RFE(estimator=RandomForestClassifier(n_estimators=10, random_state=10),
    n_features_to_select=27)

In [6]:
# selected features

selected_feat = X_train.columns[(sel_.get_support())]
len(selected_feat)

27

In [7]:
# let's display the list of features
selected_feat

Index(['var_4', 'var_14', 'var_21', 'var_25', 'var_30', 'var_31', 'var_34',
       'var_38', 'var_41', 'var_46', 'var_53', 'var_55', 'var_56', 'var_70',
       'var_71', 'var_73', 'var_79', 'var_82', 'var_86', 'var_87', 'var_88',
       'var_90', 'var_92', 'var_93', 'var_96', 'var_104', 'var_108'],
      dtype='object')

In [8]:
# these are the features selected in the previous
# notebook where we used SelectFromModel from sklearn
# without doing it recursively

previous_lecture_selected_features = [
    'var_1', 'var_2', 'var_6', 'var_9', 'var_13', 'var_15', 'var_16', 'var_17',
    'var_20', 'var_21', 'var_30', 'var_34', 'var_37', 'var_55', 'var_60',
    'var_67', 'var_69', 'var_70', 'var_71', 'var_82', 'var_87', 'var_88',
    'var_95', 'var_96', 'var_99', 'var_103', 'var_108'
]

### Compare performance of feature subsets

In [9]:
# create a function to build random forests and compare
# their performance in train and test sets

def run_randomForests(X_train, X_test, y_train, y_test):
    
    rf = RandomForestClassifier(n_estimators=200, random_state=39, max_depth=4)
    rf.fit(X_train, y_train)
    
    print('Train set')
    pred = rf.predict_proba(X_train)
    print('Random Forests roc-auc: {}'.format(roc_auc_score(y_train, pred[:,1])))
    
    print('Test set')
    pred = rf.predict_proba(X_test)
    print('Random Forests roc-auc: {}'.format(roc_auc_score(y_test, pred[:,1])))

In [10]:
# features selected recursively
run_randomForests(X_train[selected_feat],
                  X_test[selected_feat],
                  y_train, y_test)

Train set
Random Forests roc-auc: 0.7046591498448564
Test set
Random Forests roc-auc: 0.6904472637540937


In [11]:
# features selected altogether
run_randomForests(X_train[previous_lecture_selected_features],
                  X_test[previous_lecture_selected_features],
                  y_train, y_test)

Train set
Random Forests roc-auc: 0.7126509093226299
Test set
Random Forests roc-auc: 0.7009195513033531


We see that RFE did not return a better subset of features.
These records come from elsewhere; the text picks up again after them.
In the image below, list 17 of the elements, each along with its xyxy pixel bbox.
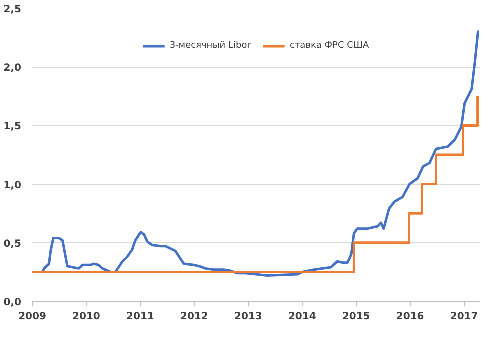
x-tick-label: 2015 [342,312,370,322]
y-tick-label: 1,5 [4,122,22,133]
x-tick-label: 2017 [450,312,478,322]
x-tick-label: 2010 [72,312,100,322]
legend-label: 3-месячный Libor [170,41,251,51]
y-tick-label: 0,0 [4,298,22,308]
y-tick-label: 2,5 [4,4,22,16]
x-tick-label: 2012 [180,312,208,322]
x-tick-label: 2013 [234,312,262,322]
y-tick-label: 0,5 [4,238,22,250]
x-tick-label: 2016 [396,312,424,322]
y-tick-label: 1,0 [4,180,22,192]
x-tick-label: 2009 [18,312,46,322]
legend-label: ставка ФРС США [290,41,370,51]
x-tick-label: 2014 [288,312,316,322]
x-tick-label: 2011 [126,312,154,322]
y-tick-label: 2,0 [4,63,22,74]
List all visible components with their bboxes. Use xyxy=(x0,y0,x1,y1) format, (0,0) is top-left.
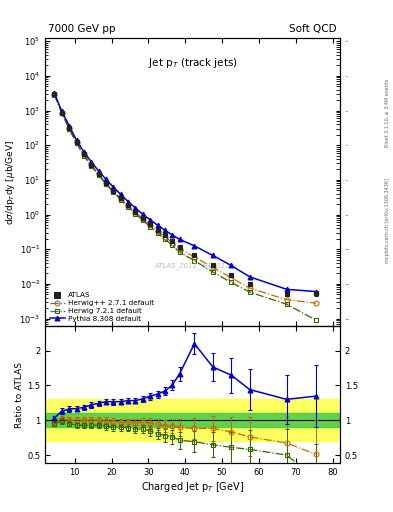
X-axis label: Charged Jet p$_T$ [GeV]: Charged Jet p$_T$ [GeV] xyxy=(141,480,244,494)
Text: Jet p$_T$ (track jets): Jet p$_T$ (track jets) xyxy=(148,56,237,70)
Y-axis label: d$\sigma$/dp$_T$dy [$\mu$b/GeV]: d$\sigma$/dp$_T$dy [$\mu$b/GeV] xyxy=(4,140,17,225)
Text: ATLAS_2011_I919017: ATLAS_2011_I919017 xyxy=(155,262,230,269)
Text: Rivet 3.1.10, ≥ 3.4M events: Rivet 3.1.10, ≥ 3.4M events xyxy=(385,78,390,147)
Text: Soft QCD: Soft QCD xyxy=(289,24,337,34)
Y-axis label: Ratio to ATLAS: Ratio to ATLAS xyxy=(15,362,24,428)
Text: 7000 GeV pp: 7000 GeV pp xyxy=(48,24,116,34)
Legend: ATLAS, Herwig++ 2.7.1 default, Herwig 7.2.1 default, Pythia 8.308 default: ATLAS, Herwig++ 2.7.1 default, Herwig 7.… xyxy=(48,291,156,324)
Text: mcplots.cern.ch [arXiv:1306.3436]: mcplots.cern.ch [arXiv:1306.3436] xyxy=(385,178,390,263)
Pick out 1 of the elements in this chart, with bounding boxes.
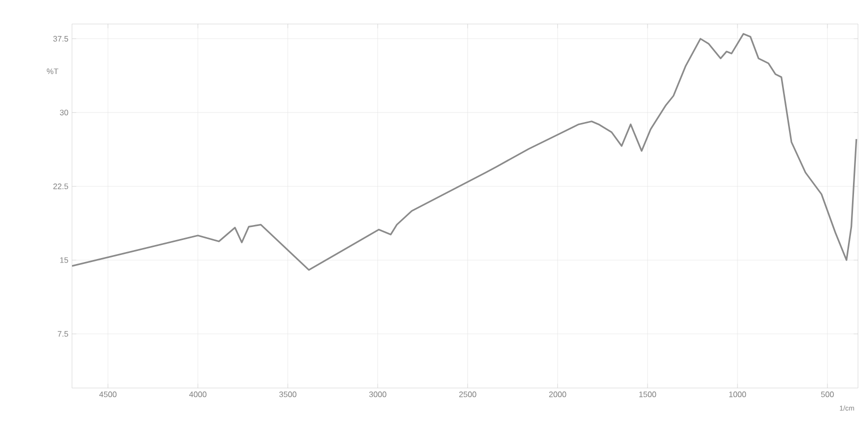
line-series bbox=[72, 33, 858, 271]
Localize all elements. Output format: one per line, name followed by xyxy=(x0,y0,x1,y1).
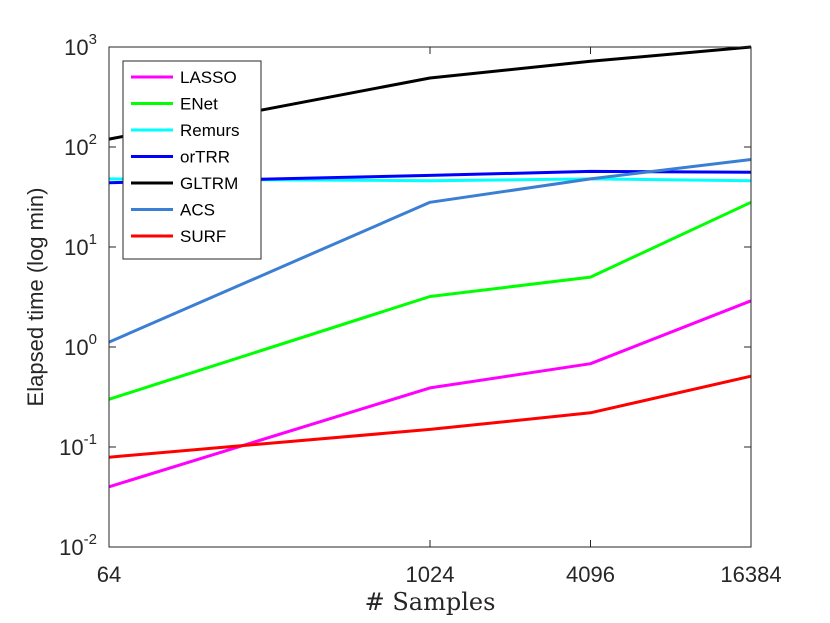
y-tick-label: 10-2 xyxy=(59,531,97,560)
y-tick-label: 101 xyxy=(64,231,97,260)
x-tick-label: 64 xyxy=(97,562,121,587)
legend-label-surf: SURF xyxy=(180,227,226,246)
series-line-gltrm xyxy=(108,45,752,141)
y-axis-label: Elapsed time (log min) xyxy=(23,188,48,407)
series-line-acs xyxy=(108,158,752,344)
series-layer xyxy=(108,45,752,489)
legend-box xyxy=(122,60,262,260)
y-tick-label: 102 xyxy=(64,131,97,160)
series-line-lasso xyxy=(108,299,752,489)
legend: LASSO ENet Remurs orTRR GLTRM ACS SURF xyxy=(122,60,262,260)
x-tick-label: 4096 xyxy=(566,562,615,587)
series-line-enet xyxy=(108,200,752,401)
legend-label-remurs: Remurs xyxy=(180,121,240,140)
legend-label-lasso: LASSO xyxy=(180,68,237,87)
series-line-surf xyxy=(108,374,752,459)
legend-label-gltrm: GLTRM xyxy=(180,174,238,193)
series-line-ortrr xyxy=(108,169,752,185)
ticks-layer: 64 1024 4096 16384 10-2 10-1 100 101 102 103 xyxy=(59,31,781,587)
legend-label-enet: ENet xyxy=(180,95,218,114)
y-tick-label: 103 xyxy=(64,31,97,60)
x-tick-label: 1024 xyxy=(406,562,455,587)
x-tick-label: 16384 xyxy=(720,562,781,587)
x-axis-label: # Samples xyxy=(365,588,496,616)
legend-label-ortrr: orTRR xyxy=(180,148,230,167)
legend-label-acs: ACS xyxy=(180,201,215,220)
y-tick-label: 100 xyxy=(64,331,97,360)
y-tick-label: 10-1 xyxy=(59,431,97,460)
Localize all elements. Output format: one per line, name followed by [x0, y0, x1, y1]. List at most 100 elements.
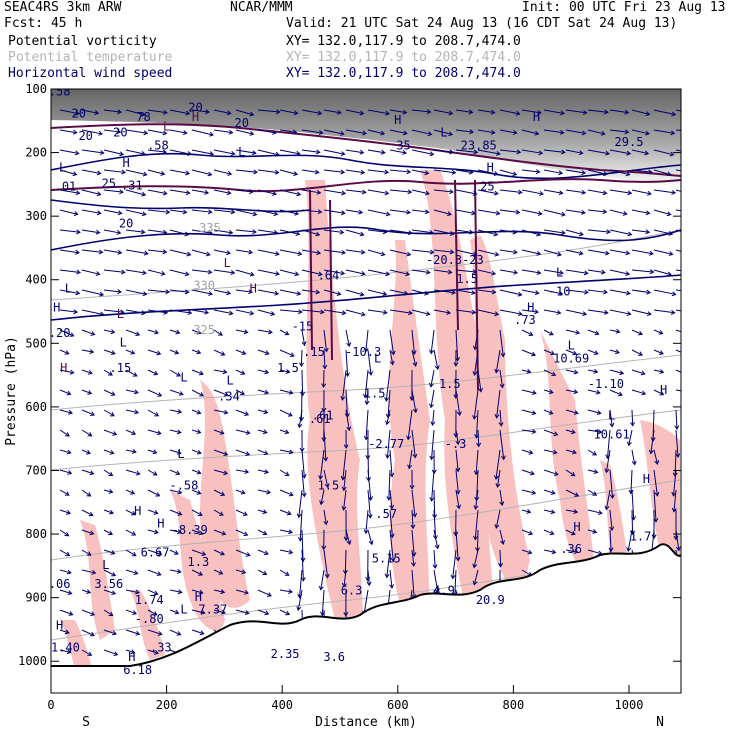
wind-vector-head [176, 568, 182, 574]
wind-vector-head [245, 430, 251, 435]
wind-vector-head [689, 210, 693, 214]
wind-vector-head [402, 149, 408, 155]
wind-vector [587, 269, 605, 274]
wind-vector [279, 189, 301, 196]
wind-vector-head [252, 211, 258, 217]
extremum-label: 1.7 [630, 529, 652, 543]
wind-vector [213, 369, 227, 373]
wind-vector [147, 469, 158, 476]
wind-vector [433, 129, 453, 135]
wind-vector-head [198, 530, 204, 536]
wind-vector [543, 409, 553, 415]
wind-vector-head [130, 649, 136, 655]
wind-vector-head [624, 129, 630, 135]
wind-vector-head [343, 536, 349, 542]
wind-vector-head [264, 389, 270, 395]
wind-vector-head [220, 589, 226, 595]
field-label-wind: Horizontal wind speed [8, 66, 173, 81]
wind-vector [631, 409, 634, 426]
wind-vector-head [412, 453, 418, 459]
wind-vector-head [626, 441, 632, 447]
wind-vector [433, 549, 436, 569]
wind-vector-head [429, 349, 435, 355]
wind-vector-head [243, 531, 249, 537]
wind-vector [565, 189, 586, 194]
wind-vector-head [111, 630, 117, 636]
wind-vector [169, 269, 189, 276]
extremum-label: 1.74 [135, 593, 164, 607]
wind-vector-head [185, 190, 191, 196]
wind-vector [543, 449, 557, 454]
wind-vector-head [499, 501, 505, 507]
wind-vector-head [130, 349, 136, 355]
wind-vector [169, 509, 182, 516]
wind-vector [408, 449, 413, 469]
wind-vector [213, 249, 231, 254]
wind-vector [653, 209, 671, 216]
wind-vector [323, 509, 327, 525]
wind-vector-head [284, 571, 290, 576]
wind-vector-head [110, 550, 116, 555]
wind-vector-head [156, 430, 162, 436]
wind-vector-head [321, 383, 327, 389]
wind-vector [213, 289, 231, 294]
wind-vector-head [177, 589, 183, 595]
wind-vector-head [294, 271, 300, 277]
wind-vector [365, 329, 369, 352]
wind-vector-head [67, 590, 73, 596]
extremum-label: 7.37 [198, 603, 227, 617]
wind-vector [675, 229, 681, 232]
wind-vector [235, 429, 250, 434]
wind-vector-head [288, 449, 294, 455]
wind-vector [389, 509, 393, 538]
wind-vector-head [221, 530, 227, 536]
wind-vector-head [226, 250, 231, 256]
wind-vector [389, 449, 393, 477]
wind-vector-head [407, 464, 413, 470]
wind-vector [631, 129, 650, 135]
wind-vector [543, 109, 565, 115]
wind-vector-head [429, 455, 435, 461]
wind-vector [543, 209, 566, 216]
wind-vector [279, 509, 292, 515]
wind-vector [279, 409, 293, 417]
wind-vector-head [198, 370, 204, 376]
wind-vector [125, 209, 146, 215]
wind-vector [147, 529, 159, 534]
wind-vector [543, 469, 559, 476]
wind-vector [430, 429, 435, 460]
wind-vector [147, 389, 162, 397]
wind-vector-head [201, 551, 207, 556]
wind-vector-head [581, 170, 587, 176]
theta-contour-label: 335 [199, 221, 221, 235]
wind-vector-head [262, 509, 268, 515]
wind-vector-head [223, 451, 229, 457]
wind-vector-head [223, 391, 229, 397]
wind-vector [411, 269, 430, 274]
wind-vector-head [244, 610, 250, 615]
extremum-label: -10 [549, 285, 571, 299]
wind-vector [543, 489, 555, 494]
wind-vector [673, 489, 677, 512]
wind-vector [473, 389, 479, 420]
wind-vector-head [534, 309, 540, 315]
wind-vector [653, 349, 664, 355]
wind-vector-head [108, 611, 114, 617]
extremum-label: L [180, 370, 187, 384]
wind-vector-head [219, 430, 225, 435]
wind-vector [279, 429, 289, 434]
extremum-label: H [195, 590, 202, 604]
wind-vector-head [578, 150, 584, 156]
wind-vector-head [297, 251, 303, 257]
wind-vector [367, 249, 385, 256]
wind-vector [323, 169, 345, 173]
wind-vector-head [130, 490, 136, 495]
wind-vector-head [204, 189, 210, 195]
wind-vector-head [574, 492, 580, 497]
wind-vector-head [86, 589, 92, 595]
wind-vector [543, 529, 554, 535]
wind-vector-head [592, 529, 598, 534]
extremum-label: 25 [480, 180, 494, 194]
wind-vector [345, 389, 348, 418]
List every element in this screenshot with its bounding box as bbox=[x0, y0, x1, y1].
The performance of the model built using the variables selected directly from the first RandomForest was enough to find a good subset of features.

In my opinion the RFE from sklearn does not bring forward a massive advantage respect to the SelectFromModel method and personally I tend to use the second to select my features.

That is all for this lecture, I hope you enjoyed it and see you in the next one!